Both Chantry and AirWave only support 802.11b products at this time. The winner of the category was AirMagnet, with its Distributed System (www.airmagnet.com). Both Sean and I liked the fact that it supports both 802.11a and b products. Think of the AirMagnet system as a distributed Sniffer for wireless networks, similar to how that product extended network analysis tools for wired networks many years ago. Its main advantage is wireless discovery of what is running across your airwaves.

AirMagnet has been selling a standalone analysis tool for about a year now, and this distributed concept is a natural extension. Here is the scenario: You need to instrument your campus with a bunch of probes -- either by running software on a laptop or by installing one of their dedicated hardware probes. But once you do deploy this stuff, you can glean all sorts of information about the state of your wireless network. At the show, AirMagnet very quickly found more than 200 APs in the Vegas Convention Center, including about 75 rogue APs that the network control center staff hadn't yet accounted for. Granted, this was a very extreme and chaotic environment, but a good one to stress-test the product and show how you can track down APs that don't have encryption turned on, or that are misconfigured. Another nice feature is that you can see if having too many APs talking on the same channel is clogging up your radio frequencies. It doesn't do the policy management as nicely as the AirWave system though.

What I thought after looking at these and other entries for the category was that I wish I could pick and choose the best features from each product and design my own wireless management system.

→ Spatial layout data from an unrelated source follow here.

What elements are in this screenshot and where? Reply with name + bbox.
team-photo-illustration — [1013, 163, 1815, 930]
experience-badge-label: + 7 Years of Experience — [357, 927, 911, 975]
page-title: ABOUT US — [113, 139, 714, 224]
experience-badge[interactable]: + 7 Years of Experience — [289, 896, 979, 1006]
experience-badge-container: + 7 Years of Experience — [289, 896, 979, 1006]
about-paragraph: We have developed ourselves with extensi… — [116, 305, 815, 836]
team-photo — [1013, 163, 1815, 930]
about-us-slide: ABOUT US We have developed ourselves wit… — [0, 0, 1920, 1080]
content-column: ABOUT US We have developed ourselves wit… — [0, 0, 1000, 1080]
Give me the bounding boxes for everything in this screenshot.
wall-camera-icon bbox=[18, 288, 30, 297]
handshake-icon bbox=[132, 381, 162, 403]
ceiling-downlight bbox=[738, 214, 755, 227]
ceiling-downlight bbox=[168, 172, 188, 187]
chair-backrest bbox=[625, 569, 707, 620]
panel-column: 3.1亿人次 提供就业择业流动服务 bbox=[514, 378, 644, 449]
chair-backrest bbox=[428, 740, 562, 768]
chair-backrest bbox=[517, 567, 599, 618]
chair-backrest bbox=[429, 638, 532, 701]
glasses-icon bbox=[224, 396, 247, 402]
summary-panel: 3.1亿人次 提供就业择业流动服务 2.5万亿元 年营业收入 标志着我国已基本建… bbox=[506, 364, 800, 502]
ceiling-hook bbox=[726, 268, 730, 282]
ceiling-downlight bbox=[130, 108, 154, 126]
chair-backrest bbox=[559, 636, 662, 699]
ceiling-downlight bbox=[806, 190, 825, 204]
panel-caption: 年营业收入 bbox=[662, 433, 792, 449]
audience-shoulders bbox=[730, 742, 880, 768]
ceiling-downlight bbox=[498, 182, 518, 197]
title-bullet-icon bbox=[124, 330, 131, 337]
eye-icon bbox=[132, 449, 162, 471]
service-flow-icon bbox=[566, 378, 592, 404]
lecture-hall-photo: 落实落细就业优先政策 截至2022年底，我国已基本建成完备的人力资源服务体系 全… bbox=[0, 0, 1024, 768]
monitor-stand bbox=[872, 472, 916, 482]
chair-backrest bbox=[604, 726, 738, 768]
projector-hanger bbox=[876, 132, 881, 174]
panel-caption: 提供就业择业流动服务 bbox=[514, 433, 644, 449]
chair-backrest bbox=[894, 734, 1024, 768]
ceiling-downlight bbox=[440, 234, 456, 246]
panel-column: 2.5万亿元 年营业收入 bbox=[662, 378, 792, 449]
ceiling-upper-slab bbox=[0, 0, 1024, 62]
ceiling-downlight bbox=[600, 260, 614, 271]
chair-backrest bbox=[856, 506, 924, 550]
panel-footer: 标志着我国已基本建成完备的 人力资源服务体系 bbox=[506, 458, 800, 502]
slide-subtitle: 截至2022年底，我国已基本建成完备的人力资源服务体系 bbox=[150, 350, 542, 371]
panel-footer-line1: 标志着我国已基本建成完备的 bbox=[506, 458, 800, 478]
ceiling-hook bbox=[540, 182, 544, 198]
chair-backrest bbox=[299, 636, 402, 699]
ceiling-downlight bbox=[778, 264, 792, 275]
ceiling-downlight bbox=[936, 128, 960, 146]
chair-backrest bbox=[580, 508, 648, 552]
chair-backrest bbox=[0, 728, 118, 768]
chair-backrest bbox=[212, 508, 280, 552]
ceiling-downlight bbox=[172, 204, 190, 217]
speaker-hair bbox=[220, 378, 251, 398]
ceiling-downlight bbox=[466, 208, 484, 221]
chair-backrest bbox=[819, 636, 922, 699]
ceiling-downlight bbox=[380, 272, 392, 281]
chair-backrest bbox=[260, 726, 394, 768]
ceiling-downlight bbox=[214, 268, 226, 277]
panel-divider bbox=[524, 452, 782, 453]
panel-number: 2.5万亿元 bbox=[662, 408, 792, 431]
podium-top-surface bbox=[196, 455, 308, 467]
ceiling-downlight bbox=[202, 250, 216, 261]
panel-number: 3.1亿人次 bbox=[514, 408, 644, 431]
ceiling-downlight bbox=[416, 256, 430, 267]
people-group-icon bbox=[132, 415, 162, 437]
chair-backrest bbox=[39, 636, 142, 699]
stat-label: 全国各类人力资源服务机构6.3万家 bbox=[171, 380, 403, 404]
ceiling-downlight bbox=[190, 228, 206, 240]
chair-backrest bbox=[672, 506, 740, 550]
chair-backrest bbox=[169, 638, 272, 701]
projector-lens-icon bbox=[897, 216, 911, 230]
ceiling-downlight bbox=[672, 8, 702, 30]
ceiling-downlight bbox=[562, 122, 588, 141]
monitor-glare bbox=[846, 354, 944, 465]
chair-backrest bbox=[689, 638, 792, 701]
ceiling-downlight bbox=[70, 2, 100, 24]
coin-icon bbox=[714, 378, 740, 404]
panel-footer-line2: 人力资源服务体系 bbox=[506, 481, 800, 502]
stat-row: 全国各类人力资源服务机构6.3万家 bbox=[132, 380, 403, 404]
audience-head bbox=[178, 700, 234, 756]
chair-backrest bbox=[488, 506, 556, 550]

My ideal product would have the policy management features of AirWave, the discovery and scanning properties of AirMagnet, and the reliability and scalability deployment features of Chantry. While I am wishing for the best possible product, I might as well add to this some neat mapping features that is found in the Trapeze Networks product, where you can figure out placement of your APs given the radio properties of your actual buildings. And to top things off, my wish list would include support a wide variety of enterprise-class APs from Cisco, Orinoco, Proxim and the like. Too bad it doesn't exist yet.

This shows you the complexity involved in supporting enterprise-class wireless networks. At least there are a few bright people working on the problem. Maybe by this time next year we will have some solid solutions in place.